To implement the above formulated optimal criteria we propose a simple network inference algorithm. We want to connect only input genes with each other even if they are not connected by edge according to the global reference network. For this reason, we introduce a parameter m which is a maximal number of missing genes between any two input nodes (according to the global reference network) to be connected. The model inferred in 3 steps by fixing m to be 0,1,2. At each step we connect by edge any two input genes which have less then or equal to m genes in between in accordance with global reference network. At each step (m = 0, 1, 2) a connected component with maximal number of input genes is inferred an referred to as model D1, D2, D3.

It is clear that for any gene list and a reference network, one can always infer some model, which will cover all genes from the list by relaxing the number of possible intermediate genes. Statistical treatment plays an important role for the quality control of inferred models. All spider tools implement robust statistical framework to estimate p-value of the inferred models. Let us give more strict description of the employed procedure to etimate p-values.

Let us assume that we have N genes from the input list to be mapped to the reference network. Next we refer to the value N as the size of the input list. We infer the network models D1, D2, D3. Let us denote S1, S2, S3 to be the number of input nodes in the inferred network models. We also refer to S1, S2, S3 as the sizes of the respective models D1, D2, D3. Given the number of mapped genes from the input list (N), we consider the sizes of the models (values S1, S2, S3) as statistics. We have to estimate the probability to get models of the same or larger sizes from a randomly generated gene list which has N genes mapped to the reference network.

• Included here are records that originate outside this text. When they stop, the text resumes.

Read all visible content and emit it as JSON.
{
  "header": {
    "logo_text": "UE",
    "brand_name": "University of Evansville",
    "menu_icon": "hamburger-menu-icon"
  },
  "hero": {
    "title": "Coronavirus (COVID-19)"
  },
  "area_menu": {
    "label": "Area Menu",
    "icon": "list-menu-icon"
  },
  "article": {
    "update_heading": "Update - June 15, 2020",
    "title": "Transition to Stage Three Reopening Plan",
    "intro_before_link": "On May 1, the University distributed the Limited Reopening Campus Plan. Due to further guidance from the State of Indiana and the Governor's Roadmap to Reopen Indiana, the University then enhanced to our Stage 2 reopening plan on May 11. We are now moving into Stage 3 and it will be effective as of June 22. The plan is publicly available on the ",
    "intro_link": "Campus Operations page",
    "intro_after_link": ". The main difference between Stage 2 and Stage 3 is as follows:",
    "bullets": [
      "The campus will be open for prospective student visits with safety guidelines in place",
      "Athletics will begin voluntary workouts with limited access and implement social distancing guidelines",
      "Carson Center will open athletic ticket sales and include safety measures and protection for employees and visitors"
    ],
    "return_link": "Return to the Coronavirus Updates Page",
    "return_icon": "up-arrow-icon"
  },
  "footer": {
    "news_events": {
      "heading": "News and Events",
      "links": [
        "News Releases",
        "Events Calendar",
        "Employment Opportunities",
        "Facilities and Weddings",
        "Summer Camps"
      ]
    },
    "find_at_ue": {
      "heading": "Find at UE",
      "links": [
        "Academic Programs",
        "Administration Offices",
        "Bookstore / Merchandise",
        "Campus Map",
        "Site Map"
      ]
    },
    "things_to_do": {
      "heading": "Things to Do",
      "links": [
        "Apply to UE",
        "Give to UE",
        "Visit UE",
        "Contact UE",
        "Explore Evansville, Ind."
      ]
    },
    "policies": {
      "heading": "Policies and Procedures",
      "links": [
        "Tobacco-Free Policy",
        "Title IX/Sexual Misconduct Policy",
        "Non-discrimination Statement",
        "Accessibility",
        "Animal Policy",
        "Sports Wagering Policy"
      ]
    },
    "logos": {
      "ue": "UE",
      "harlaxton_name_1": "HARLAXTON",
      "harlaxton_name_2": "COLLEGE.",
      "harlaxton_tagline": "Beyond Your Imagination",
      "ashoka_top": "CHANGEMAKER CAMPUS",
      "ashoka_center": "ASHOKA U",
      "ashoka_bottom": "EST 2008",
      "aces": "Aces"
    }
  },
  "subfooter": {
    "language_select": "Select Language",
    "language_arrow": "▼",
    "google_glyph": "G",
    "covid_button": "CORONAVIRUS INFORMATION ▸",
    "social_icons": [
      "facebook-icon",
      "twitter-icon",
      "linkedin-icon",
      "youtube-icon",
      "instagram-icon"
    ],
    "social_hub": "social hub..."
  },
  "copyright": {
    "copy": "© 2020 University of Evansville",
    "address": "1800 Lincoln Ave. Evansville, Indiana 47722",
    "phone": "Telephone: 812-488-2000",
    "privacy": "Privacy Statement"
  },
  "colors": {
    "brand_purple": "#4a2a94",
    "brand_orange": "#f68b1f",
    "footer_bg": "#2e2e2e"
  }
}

To generate the background distributions BD1, BD2, BD3 we repeat the following simulation procedure k times (1000 times), where k specifies the upper significance level. A random gene list Lj of size N (equal to the size of the input list) is generated by sampling genes from global gene network. Index j = 1 . . . k specifies each of the k random simulations. The network inference procedure described above is applied to the random list Lj and the network models D1, D2, D3 are inferred. Let us denote the size (the number of input genes) of the inferred models D1, D2, D3 for the random list Lj as R1j, R2j, R3j. Thus, after repeating the simulation procedure k times, we get the background distribution R1j (j = 1 ... k) for models D1, the background distribution R2j (j = 1 ... k) for models D2, and the background distribution R3j (j = 1 . . . k) for models D3. To estimate significance of the inferred network model D1 for the input gene list, the value S1 is compared with the distribution R1j. Let n be the number of values from the distribution R1j that are equal or greater than S1. The estimate of P (p-value) of the inferred network model D1 is computed as P = (n + 1) / k. In the same way the pvalues for the model D2 and D3 are estimated.

There is a very simple test for any similar tool: the tool must be able to recognize a random gene list and return on average insignificant p-values for the random case. In 20 submissions of different randomly generated gene lists on average only 1 case is expected to be significant at the level of 0.05 (1/20). The estimate of the p-value provided by the Monte Carlo procedure corresponds exactly to the definition of p-value: the probability to get a model of the same quality for a random gene list.